Der Annahme eines Verfügungsgrundes steht auch nicht die von der Beklagten vorgetragene Rechtsansicht entgegen, der Kläger habe keinen Verfügungsgrund mehr, weil er sich mit der Einreichung von ärztlichen Bescheinigungen zuviel Zeit gelassen habe. Eine derartige Rechtsansicht ist im konkreten Fall fernliegend. Zwar ist anerkannt, dass ein Verfügungskläger, der sich mit der Beantragung von einstweiligem Rechtsschutz zu viel Zeit lässt, des Verfügungsgrundes allein durch dieses Zuwarten verlustig gehen kann (so z. B. KG NJW-RR 2001, 1201). Dieser Grundsatz beruht jedoch nicht etwa auf einer Verwirkung von Ansprüchen, sondern auf der Annahme der Selbstwiderlegung (KG a. a. O., LG Aachen, BeckRS 2008, 02565), welche wiederum voraussetzt, dass aus dem Verhalten des Antragstellers zu schließen sein muss, dass ihm auf Grund des Zuwartens die Sache doch nicht eilig sei (so bspw. für das Wettbewerbsrecht OLG Hamburg GRUR 2008, 366). Dies dem Kläger, der vorliegend um sein Leben kämpft, zu unterstellen, ist jedoch offensichtlich falsch.
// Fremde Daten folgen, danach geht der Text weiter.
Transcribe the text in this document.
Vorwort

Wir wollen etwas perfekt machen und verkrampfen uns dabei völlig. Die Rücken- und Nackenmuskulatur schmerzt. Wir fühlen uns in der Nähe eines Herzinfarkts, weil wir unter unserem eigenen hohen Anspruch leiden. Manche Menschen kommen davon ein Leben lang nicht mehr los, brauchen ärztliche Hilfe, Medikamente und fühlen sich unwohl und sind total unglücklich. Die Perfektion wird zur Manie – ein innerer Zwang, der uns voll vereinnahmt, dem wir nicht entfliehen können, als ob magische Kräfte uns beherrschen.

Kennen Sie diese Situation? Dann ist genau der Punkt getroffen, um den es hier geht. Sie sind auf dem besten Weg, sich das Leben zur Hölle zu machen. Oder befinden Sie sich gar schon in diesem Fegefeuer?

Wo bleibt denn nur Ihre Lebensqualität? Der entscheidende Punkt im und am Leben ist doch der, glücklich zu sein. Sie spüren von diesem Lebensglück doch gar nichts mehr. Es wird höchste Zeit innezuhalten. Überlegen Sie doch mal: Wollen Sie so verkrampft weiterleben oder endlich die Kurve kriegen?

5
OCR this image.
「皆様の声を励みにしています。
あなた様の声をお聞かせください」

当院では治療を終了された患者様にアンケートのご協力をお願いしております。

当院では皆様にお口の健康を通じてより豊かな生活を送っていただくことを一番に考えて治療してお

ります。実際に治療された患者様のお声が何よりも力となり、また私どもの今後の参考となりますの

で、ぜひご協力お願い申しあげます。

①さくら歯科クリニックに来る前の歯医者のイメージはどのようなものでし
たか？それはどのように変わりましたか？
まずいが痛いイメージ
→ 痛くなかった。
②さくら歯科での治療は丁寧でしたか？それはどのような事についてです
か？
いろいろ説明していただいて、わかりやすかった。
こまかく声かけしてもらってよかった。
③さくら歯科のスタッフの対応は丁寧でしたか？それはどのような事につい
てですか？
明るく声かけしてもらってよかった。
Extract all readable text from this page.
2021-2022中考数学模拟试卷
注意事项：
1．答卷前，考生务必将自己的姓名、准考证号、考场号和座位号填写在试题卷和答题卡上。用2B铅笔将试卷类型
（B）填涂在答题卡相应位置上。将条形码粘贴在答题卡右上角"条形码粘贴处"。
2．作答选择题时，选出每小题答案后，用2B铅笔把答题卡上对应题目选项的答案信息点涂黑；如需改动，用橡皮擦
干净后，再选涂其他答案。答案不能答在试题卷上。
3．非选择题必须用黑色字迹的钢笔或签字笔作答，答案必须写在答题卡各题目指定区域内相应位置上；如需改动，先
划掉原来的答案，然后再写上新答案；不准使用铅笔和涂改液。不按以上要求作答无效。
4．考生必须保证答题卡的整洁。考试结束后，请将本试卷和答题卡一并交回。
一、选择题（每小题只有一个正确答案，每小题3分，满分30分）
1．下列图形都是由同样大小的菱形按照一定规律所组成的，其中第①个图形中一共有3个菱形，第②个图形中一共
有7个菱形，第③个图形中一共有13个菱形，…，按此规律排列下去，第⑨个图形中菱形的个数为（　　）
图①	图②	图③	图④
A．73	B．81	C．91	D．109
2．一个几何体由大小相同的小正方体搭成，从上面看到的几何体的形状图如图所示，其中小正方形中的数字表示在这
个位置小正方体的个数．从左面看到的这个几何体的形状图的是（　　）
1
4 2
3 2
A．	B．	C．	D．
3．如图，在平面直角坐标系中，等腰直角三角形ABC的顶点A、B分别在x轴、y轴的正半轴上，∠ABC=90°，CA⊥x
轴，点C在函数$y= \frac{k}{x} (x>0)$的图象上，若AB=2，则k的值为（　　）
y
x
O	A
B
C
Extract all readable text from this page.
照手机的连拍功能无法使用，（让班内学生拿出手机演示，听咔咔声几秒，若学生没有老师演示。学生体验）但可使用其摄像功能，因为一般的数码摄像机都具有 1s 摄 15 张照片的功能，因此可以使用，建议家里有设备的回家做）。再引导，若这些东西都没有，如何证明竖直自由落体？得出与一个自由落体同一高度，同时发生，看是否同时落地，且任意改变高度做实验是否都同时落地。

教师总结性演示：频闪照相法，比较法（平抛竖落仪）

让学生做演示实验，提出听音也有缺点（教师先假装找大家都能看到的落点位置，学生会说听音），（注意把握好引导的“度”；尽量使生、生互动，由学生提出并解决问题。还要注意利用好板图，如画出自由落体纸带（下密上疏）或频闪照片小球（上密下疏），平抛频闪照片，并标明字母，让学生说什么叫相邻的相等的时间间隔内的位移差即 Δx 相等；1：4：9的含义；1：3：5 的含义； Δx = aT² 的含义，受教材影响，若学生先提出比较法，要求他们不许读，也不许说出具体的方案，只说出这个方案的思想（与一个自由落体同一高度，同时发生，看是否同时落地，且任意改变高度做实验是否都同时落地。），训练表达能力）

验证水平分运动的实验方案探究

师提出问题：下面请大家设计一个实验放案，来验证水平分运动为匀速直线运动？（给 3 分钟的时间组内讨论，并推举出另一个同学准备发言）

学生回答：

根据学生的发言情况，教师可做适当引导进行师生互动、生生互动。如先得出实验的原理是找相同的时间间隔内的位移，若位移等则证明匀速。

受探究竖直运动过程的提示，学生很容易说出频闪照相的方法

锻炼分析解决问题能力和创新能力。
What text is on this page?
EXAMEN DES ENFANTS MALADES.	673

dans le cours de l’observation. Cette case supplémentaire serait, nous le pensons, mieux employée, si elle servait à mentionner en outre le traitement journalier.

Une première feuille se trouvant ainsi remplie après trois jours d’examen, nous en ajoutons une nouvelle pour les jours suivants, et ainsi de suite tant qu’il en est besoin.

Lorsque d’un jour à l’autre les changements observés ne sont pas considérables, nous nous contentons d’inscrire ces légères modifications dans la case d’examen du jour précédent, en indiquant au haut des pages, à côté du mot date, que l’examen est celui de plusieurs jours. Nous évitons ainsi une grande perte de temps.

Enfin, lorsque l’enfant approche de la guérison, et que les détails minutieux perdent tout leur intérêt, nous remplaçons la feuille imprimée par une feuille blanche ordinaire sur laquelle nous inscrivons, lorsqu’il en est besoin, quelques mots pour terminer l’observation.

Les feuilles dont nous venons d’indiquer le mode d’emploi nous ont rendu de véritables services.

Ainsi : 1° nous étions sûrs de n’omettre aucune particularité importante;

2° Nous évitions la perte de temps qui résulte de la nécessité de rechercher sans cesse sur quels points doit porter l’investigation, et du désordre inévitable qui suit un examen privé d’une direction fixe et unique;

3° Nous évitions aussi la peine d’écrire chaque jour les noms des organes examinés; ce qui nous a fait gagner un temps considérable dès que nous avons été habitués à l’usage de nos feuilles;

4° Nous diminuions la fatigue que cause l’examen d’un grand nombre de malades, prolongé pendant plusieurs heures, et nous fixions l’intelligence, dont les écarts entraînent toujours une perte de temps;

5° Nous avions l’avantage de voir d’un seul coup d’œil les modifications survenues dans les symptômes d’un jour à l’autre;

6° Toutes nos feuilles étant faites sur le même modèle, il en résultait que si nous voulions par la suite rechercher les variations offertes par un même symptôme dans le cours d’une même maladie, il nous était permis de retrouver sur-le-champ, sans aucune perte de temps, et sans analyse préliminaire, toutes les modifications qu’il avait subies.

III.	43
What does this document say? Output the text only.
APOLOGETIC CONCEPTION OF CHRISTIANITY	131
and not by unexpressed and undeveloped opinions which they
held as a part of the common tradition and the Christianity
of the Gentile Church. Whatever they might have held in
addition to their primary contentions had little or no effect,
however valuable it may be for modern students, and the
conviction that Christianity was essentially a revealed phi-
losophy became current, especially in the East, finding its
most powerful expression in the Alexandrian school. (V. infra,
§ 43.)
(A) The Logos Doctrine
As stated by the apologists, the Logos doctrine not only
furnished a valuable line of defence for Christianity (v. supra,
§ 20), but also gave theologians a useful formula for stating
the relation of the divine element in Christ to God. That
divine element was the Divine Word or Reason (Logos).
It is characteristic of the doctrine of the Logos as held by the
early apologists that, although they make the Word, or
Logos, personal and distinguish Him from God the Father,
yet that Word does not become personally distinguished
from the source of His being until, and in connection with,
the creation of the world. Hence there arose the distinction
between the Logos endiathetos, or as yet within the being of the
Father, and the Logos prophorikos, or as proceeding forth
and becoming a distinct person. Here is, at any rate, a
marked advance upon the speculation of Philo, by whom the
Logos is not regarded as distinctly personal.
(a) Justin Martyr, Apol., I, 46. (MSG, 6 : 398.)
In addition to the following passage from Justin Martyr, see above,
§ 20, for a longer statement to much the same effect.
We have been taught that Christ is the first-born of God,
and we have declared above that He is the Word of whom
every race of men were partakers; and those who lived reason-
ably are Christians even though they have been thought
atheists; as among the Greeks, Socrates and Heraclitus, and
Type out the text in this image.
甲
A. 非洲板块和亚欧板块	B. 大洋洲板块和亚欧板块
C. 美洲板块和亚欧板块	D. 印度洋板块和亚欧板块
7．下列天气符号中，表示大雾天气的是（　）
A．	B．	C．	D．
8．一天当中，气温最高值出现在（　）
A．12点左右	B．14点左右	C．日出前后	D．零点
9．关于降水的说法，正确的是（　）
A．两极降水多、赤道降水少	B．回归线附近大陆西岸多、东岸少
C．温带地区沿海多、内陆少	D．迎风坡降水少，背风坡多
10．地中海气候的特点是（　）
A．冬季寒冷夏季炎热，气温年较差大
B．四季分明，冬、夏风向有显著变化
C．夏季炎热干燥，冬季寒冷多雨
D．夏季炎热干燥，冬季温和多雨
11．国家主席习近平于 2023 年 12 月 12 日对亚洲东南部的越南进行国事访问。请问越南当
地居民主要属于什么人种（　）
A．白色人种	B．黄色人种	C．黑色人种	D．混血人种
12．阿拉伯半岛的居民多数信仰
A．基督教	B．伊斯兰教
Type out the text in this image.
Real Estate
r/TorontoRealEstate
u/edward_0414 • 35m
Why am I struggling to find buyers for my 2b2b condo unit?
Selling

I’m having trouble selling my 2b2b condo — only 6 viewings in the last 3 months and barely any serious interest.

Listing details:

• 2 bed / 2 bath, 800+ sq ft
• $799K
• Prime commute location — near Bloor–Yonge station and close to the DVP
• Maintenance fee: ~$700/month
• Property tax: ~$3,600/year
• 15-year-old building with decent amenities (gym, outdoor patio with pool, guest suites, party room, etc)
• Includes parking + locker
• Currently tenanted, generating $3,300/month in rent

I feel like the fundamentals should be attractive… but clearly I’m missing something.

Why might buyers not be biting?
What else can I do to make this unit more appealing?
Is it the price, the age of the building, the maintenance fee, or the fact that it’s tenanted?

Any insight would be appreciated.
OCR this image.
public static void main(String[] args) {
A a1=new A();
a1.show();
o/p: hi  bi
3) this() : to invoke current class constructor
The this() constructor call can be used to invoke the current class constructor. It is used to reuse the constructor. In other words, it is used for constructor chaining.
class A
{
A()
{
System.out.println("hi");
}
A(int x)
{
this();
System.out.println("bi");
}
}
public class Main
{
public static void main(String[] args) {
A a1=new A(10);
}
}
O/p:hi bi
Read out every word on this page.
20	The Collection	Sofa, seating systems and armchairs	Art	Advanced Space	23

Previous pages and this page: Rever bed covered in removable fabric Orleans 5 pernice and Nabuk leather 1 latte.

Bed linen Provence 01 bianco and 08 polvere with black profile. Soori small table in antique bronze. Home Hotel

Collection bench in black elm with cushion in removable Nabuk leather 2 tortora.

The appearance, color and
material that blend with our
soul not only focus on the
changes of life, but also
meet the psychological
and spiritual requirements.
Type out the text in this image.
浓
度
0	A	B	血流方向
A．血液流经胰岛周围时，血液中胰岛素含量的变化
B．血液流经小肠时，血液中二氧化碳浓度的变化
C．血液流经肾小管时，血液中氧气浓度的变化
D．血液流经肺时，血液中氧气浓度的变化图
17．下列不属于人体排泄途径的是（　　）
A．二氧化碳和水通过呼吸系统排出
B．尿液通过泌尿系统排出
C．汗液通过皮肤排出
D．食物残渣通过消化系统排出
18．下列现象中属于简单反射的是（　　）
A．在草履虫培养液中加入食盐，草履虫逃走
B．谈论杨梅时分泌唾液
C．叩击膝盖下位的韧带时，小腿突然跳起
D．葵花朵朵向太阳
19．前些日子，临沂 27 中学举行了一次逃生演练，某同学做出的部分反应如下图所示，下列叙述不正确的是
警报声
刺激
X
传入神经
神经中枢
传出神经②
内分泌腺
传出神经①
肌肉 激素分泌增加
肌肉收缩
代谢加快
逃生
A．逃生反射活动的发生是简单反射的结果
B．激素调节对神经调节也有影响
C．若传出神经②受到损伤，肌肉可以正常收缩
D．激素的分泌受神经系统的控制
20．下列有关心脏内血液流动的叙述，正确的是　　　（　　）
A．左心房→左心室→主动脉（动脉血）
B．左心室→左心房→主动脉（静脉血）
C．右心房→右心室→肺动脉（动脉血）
Auf Grund der gebotenen extremen Eilbedürftigkeit war der Beklagten auch keine Überlegungsfrist dahingehend einzuräumen, ob sie die gebotene Behandlung nicht doch noch vollständig freiwillig bezahlen will.

Die vorliegende Leistungsverfügung nimmt, insbesondere angesichts der Tatsache, dass der Verfügungskläger weitgehend mittellos ist und daher auch dann, wenn er in der Hauptsache unterliegen würde, die Behandlungskosten nicht bezahlen könnte und diese somit bei der Beklagten verbleiben werden, die Hauptsache vorweg. Die Vorwegnahme der Hauptsache ist jedoch allgemein in Fällen der akuten Existenzgefährdung anerkannt, welche hier ersichtlich gegeben ist, da anders der Schutz der Gesundheit und des Lebens des Antragstellers effektiv nicht geschützt werden kann.

Die Kostenentscheidung folgt aus § 91 ZPO.

Das Urteil ist mit Verkündung sofort vollstreckbar, ohne dass es einer Entscheidung hierüber bedarf (allg. Meinung, siehe Zöller, 28. Auflage, § 929 Rn. 1), der Tenor des Urteils ist insoweit deklaratorisch.